La chambre, ou le théâtre de l’existence

Article : La chambre, ou le théâtre de l’existence
Étiquettes
26/04/2015

La chambre, ou le théâtre de l’existence

Innocence. Je suis née dans une chambre baignée de lumière. Un endroit joli mais sans grande décoration. Des murs blancs, des draps sans couleur une atmosphère magique d’amour et l’odeur des endroits d’avant. J’ai ouvert les yeux dans cette chambre blanche, dont les rideaux fleuris flottaient doucement au rythme d’une petite brise d’automne. Une lueur d’espoir illuminait un regard déjà trop curieux d’apprendre mais souvent enfermé dans un sommeil tendre.

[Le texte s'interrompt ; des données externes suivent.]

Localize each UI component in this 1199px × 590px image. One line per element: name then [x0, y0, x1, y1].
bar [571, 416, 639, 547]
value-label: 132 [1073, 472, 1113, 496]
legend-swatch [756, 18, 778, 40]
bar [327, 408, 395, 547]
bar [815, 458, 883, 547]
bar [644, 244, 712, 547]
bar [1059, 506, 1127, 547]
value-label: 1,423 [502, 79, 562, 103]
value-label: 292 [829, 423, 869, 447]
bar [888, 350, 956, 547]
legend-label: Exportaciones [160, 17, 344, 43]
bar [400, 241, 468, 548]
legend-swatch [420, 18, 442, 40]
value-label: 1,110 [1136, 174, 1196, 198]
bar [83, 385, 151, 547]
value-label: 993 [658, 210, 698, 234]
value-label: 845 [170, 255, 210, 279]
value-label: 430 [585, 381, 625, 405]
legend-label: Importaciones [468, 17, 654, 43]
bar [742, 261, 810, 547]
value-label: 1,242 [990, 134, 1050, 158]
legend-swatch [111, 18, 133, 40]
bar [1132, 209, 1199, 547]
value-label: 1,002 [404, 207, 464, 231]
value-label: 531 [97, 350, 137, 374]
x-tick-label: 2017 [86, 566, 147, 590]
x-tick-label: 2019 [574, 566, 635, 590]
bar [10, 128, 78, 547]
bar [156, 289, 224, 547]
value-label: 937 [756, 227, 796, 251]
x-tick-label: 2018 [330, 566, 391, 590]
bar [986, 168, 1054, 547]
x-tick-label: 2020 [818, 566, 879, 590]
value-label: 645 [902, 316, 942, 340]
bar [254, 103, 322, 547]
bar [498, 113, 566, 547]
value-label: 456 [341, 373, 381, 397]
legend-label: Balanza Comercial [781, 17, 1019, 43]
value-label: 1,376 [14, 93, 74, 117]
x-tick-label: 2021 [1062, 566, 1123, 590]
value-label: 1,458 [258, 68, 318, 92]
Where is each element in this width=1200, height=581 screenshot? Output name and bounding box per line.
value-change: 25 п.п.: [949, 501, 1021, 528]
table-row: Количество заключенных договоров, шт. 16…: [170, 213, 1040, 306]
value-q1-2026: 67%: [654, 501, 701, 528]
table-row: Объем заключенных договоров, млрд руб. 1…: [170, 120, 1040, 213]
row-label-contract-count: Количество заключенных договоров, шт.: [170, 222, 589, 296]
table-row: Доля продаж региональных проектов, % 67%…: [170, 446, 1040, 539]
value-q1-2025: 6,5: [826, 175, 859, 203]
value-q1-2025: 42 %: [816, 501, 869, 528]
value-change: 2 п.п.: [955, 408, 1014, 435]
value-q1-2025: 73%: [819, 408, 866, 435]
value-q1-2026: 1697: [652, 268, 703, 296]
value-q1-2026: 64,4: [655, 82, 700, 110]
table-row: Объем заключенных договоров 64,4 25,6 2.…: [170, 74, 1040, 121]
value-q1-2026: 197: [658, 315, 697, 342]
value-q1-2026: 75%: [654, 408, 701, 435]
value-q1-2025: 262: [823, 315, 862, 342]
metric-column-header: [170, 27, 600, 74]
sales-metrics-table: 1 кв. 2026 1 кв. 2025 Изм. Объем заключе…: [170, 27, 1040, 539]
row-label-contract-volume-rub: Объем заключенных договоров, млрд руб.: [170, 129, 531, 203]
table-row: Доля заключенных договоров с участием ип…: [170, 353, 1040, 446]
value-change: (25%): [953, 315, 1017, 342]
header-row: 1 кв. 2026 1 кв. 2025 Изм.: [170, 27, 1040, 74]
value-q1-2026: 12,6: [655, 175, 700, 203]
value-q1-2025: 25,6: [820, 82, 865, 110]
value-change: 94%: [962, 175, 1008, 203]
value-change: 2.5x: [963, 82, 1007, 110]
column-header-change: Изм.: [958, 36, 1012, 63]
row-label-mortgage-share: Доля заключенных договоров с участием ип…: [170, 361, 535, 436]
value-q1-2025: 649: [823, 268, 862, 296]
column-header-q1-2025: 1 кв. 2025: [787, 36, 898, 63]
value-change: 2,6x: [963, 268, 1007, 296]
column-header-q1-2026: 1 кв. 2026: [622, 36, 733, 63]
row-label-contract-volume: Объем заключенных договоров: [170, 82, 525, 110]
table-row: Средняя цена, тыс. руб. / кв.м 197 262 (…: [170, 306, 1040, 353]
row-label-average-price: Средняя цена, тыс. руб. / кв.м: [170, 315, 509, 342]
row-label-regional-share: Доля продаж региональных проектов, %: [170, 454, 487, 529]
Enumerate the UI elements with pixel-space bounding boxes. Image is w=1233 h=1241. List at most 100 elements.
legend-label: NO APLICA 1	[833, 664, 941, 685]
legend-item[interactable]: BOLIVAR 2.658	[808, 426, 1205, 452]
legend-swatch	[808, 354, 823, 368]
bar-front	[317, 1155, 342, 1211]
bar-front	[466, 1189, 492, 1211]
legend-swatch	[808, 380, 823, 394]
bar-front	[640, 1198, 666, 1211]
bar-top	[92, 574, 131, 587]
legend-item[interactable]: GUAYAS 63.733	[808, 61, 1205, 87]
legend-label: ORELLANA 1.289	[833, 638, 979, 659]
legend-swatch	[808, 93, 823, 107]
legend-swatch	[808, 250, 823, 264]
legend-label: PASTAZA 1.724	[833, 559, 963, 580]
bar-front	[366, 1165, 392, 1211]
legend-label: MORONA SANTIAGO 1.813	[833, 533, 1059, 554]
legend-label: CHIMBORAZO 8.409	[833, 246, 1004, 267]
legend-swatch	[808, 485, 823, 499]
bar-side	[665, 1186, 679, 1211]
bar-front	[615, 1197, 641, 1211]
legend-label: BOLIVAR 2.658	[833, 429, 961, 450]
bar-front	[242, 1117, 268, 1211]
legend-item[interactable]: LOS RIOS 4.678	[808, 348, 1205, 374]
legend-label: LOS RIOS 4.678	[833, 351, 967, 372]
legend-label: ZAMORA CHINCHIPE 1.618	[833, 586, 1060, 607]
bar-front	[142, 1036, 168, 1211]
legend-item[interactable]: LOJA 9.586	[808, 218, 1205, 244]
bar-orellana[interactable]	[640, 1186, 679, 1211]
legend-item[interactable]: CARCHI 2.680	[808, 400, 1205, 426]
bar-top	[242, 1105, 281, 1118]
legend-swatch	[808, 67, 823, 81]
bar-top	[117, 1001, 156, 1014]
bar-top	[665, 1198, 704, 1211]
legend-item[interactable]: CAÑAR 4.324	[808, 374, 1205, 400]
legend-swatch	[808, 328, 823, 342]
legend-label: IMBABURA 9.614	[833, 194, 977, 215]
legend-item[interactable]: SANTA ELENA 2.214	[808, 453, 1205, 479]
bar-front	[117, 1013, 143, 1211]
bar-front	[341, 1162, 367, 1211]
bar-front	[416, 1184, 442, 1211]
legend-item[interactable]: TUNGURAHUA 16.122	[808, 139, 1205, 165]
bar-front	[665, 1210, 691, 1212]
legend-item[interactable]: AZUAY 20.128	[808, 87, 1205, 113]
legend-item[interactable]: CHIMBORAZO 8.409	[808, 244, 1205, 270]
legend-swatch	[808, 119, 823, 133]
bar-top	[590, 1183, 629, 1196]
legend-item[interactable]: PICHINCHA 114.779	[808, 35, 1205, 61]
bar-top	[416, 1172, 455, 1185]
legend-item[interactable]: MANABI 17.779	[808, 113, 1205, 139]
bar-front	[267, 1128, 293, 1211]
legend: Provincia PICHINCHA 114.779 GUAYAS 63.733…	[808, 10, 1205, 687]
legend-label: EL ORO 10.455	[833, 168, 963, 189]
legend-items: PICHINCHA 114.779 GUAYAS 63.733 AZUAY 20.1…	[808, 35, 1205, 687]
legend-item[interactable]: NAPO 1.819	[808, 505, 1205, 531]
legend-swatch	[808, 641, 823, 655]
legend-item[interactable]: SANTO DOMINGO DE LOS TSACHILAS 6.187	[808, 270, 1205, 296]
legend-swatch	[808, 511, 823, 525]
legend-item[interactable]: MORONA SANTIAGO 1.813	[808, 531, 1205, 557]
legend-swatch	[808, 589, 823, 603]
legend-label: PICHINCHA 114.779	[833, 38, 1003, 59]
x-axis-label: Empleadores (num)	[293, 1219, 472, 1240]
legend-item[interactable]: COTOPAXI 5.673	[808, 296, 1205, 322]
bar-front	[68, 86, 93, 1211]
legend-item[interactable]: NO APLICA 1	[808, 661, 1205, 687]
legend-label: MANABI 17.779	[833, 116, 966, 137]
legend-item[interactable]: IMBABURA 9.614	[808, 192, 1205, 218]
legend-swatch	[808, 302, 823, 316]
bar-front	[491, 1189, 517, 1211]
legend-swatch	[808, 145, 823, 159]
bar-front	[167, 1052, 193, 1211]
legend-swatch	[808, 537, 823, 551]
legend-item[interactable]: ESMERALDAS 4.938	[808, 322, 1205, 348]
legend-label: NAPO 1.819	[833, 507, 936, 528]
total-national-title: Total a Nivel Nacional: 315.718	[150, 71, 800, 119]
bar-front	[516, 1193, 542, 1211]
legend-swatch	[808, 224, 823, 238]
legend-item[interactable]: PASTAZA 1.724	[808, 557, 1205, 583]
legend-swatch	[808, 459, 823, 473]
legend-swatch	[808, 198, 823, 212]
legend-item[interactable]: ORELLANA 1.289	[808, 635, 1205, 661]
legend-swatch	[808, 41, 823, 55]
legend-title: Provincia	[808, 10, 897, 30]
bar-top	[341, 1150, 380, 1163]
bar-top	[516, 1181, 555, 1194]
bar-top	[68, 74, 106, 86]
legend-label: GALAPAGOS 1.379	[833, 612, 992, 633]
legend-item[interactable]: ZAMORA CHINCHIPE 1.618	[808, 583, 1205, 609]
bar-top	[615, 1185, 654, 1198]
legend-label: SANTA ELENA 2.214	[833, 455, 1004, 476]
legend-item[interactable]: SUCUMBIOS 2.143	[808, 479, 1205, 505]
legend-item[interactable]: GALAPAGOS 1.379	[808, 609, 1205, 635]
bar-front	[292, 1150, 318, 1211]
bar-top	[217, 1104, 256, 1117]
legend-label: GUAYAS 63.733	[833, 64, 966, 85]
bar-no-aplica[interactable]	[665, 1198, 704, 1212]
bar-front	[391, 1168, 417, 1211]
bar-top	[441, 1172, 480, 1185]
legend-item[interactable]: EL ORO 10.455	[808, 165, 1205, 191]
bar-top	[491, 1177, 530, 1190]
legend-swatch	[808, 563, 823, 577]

Enfance. Cette chambre a pris des couleurs au fur et à mesure des traces de doigts plein de peinture sur ses murs. Bêtises de gosses et joies faciles ont teinté de rouge, de bleu, de jaune, ma petite vie d’insouciance fragile. Heureuse des centimètres que je gagnais trop vite, j’ai appris à marcher, à tomber, à courir et limite, à habiter cette chambre beaucoup trop propre pour moi et mes pas trop rapides.


Décadence. Il fallut plus de couleurs encore sur les murs quand, à l’âge ingrat entre l’enfance et l’outrance, elle commença à devenir mon refuge. Fenêtres fermées, rideaux tirés, lumière artificielle, je méditais. Durant ces instants de paix fragiles que je gagnais à m’y enfermer, je découvrais le luxe de ne pas être dérangé, lors de mes angoisses existentielles et mes rencontres avec les étincelles de l’amour incompris. Age où seul le soleil ne s’enferme pas, j’ai appris dans ma chambre que les solitaires ne peuvent s’exprimer que dans leur aire.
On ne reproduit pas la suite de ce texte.